The job of a Marketer is to connect products with customers.
While it’s often native for marketers to know their products, they often fail at truly understanding their customers. Today, customers are much more than just recipients of messages, they create their own messages, share with their peers, and in some cases, are working very hard to keep marketers out of the picture.
Demographics
In business school, I learned about understanding your customer, we learned about the concepts of Demographics (people’s lifestyles, habits, population movements, spending, age, social grade, employment). The goal was to create a model to understand who these people were, where they live, and what they do.Psychographics
We also learned that beyond understanding the who, we needed to understand the why, therefore understanding the psyhcographics (lifestyles and behaviors, what interests them, what they hold valuable and how they behave) became of importance.Technographics
I first learned of Technographics from Steve Rubel’s blog, he was reviewing a report from colleague Charlene Li, who describes it as “Social Technographics is consumer data that looks at how consumers approach social technologies not just the adoption of individual technologies”. It’s important that before a company use a social media tool, they understand which tools their customers are using. Update: Julie Katz of Forrester has left a comment showing how the scope of Technographics is used beyond Social Media, and also see a brief history on Wikipedia
Sure, some of the really savvy marketers out there already know your audience, you’re involved in conversations with them all the time, or at one point you were a customer, but for many, that’s not enough.
How about me? How well do I know my community on this blog? Judging by the analytics, I know I have a lot of readers in North American and then in UK. I can tell who some of the readers are by the comments that they leave, but that’s only a small amount. When I announced that I’ll add anyone who ads me back in Facebook, I ended up really getting to know my community, it really brought a depth that I didn’t have before.
Some of you are saying, “that’s a lot of marketing mumbo jumbo”, but if you can’t define who your customers are, then how can you possible connect your products to people who you don’t know.
I definitely follow what Jeremy says moreso on Twitter as opposed to his blog. It’s quicker for me to process, consume than switch to blog. That’s just me.
Well said Jeremiah! That is why analytics and mesasurement is so important when it comes to gathering customers insights. At the end of the day, you would want to effectively communicate with your target audience and understanding who they are will help you decide on what type of content to focus on and the tone that you deliver the content with.
Thanks J, funny you point that out – I went to a seminar in Sydney about a month or so back where for the first time I heard the “top end gurus’ of IT/media (in aus) talk about “users” as “people”.

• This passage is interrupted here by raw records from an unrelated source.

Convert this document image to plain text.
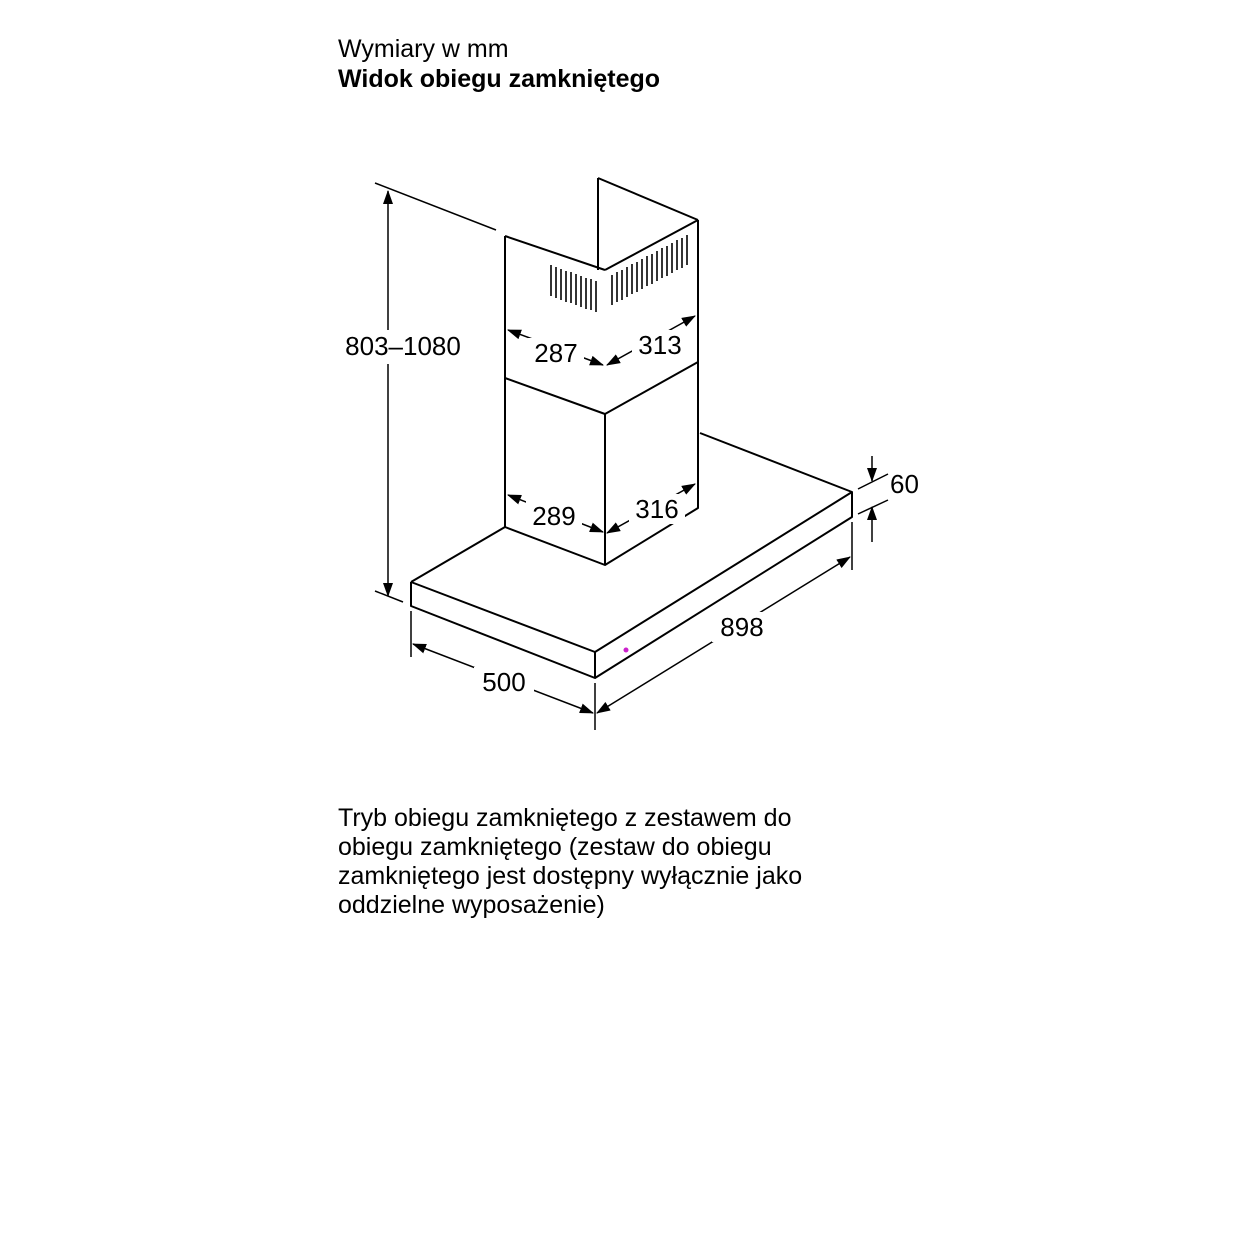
Wymiary w mm
Widok obiegu zamkniętego
803–1080	287 313
289 316
60
898
500
Tryb obiegu zamkniętego z zestawem do
obiegu zamkniętego (zestaw do obiegu
zamkniętego jest dostępny wyłącznie jako
oddzielne wyposażenie)
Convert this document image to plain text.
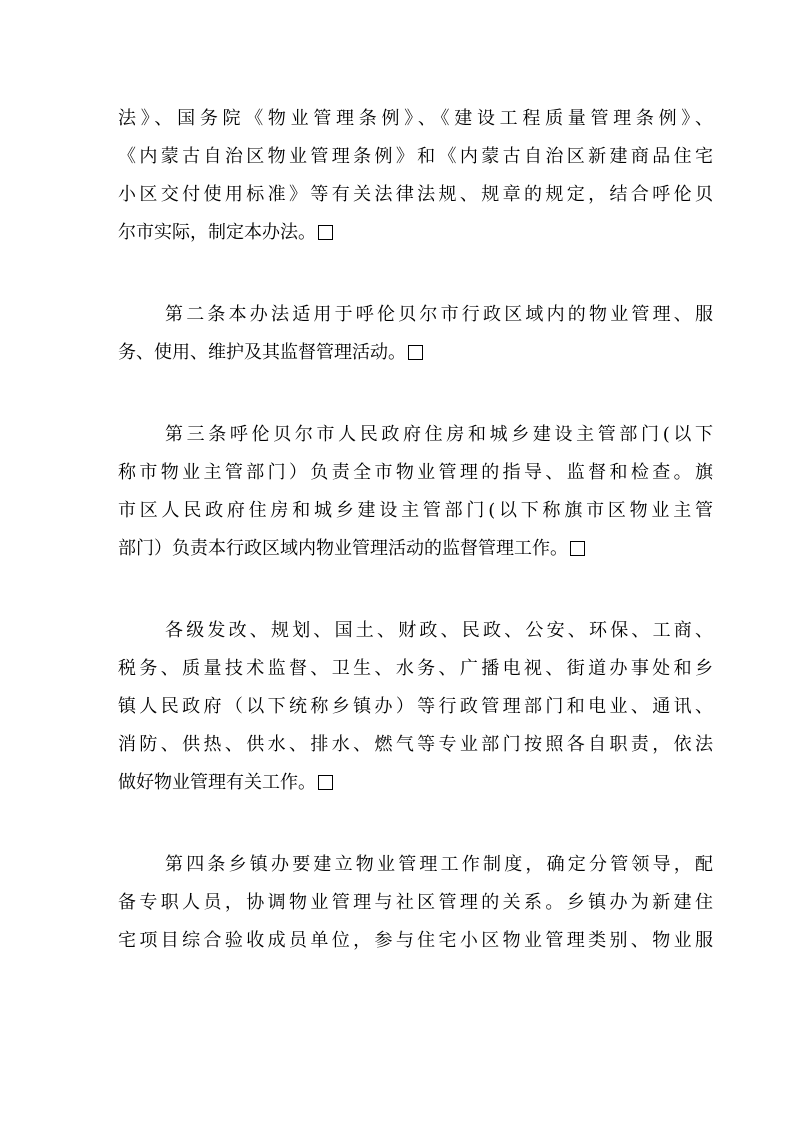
法》、国务院《物业管理条例》、《建设工程质量管理条例》、
《内蒙古自治区物业管理条例》和《内蒙古自治区新建商品住宅
小区交付使用标准》等有关法律法规、规章的规定，结合呼伦贝
尔市实际，制定本办法。
第二条本办法适用于呼伦贝尔市行政区域内的物业管理、服
务、使用、维护及其监督管理活动。
第三条呼伦贝尔市人民政府住房和城乡建设主管部门(以下
称市物业主管部门）负责全市物业管理的指导、监督和检查。旗
市区人民政府住房和城乡建设主管部门(以下称旗市区物业主管
部门）负责本行政区域内物业管理活动的监督管理工作。
各级发改、规划、国土、财政、民政、公安、环保、工商、
税务、质量技术监督、卫生、水务、广播电视、街道办事处和乡
镇人民政府（以下统称乡镇办）等行政管理部门和电业、通讯、
消防、供热、供水、排水、燃气等专业部门按照各自职责，依法
做好物业管理有关工作。
第四条乡镇办要建立物业管理工作制度，确定分管领导，配
备专职人员，协调物业管理与社区管理的关系。乡镇办为新建住
宅项目综合验收成员单位，参与住宅小区物业管理类别、物业服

The sharing of ideas, comments, posts, blogs, Twitters, Flicker photos, UTube videos and the new “branded content” concepts are certainly opening up a new way to view “people” as a whole being.
I’m liking it xc
Hi Jeremiah,
I think that you’re completely correct. It can really be a step-change for a business to actually start talking to customers outside of specific focus groups or when handling complaints etc. It’s great to see people like Dell actively starting discussions, not just through their blogs but even now through Twitter (http://direct2dell.com/one2one/archive/2008/02/24/47378.aspx thanks for the link on Twitter!)
Spot on Jeremiah. Our web behavioral patterns have moved from surfing the web. To searching and now to finding thru relevance or “recommendations”. http://www.relevantlyspeaking.com/rs/2008/2/13/enter-the-age-of-trusted-recommendations.html
is another post that speaks to this topic.
Cheers
peter
Hi Jeremiah,
Just FYI, Technographics is more than just Social Technographics – its Forrester’s whole approach to how consumers interact with technology in general and was first derived in the late 90s as a segmentation to predict technology adoption. Here’s a link to the Techno page in case you weren’t aware: http://www.forrester.com/rb/consumertechno.jsp
Hope this helps,
Julie
Julie
Thanks, I had my “social media” filter on (as usual) I’ve updated the post, yup, very helpful.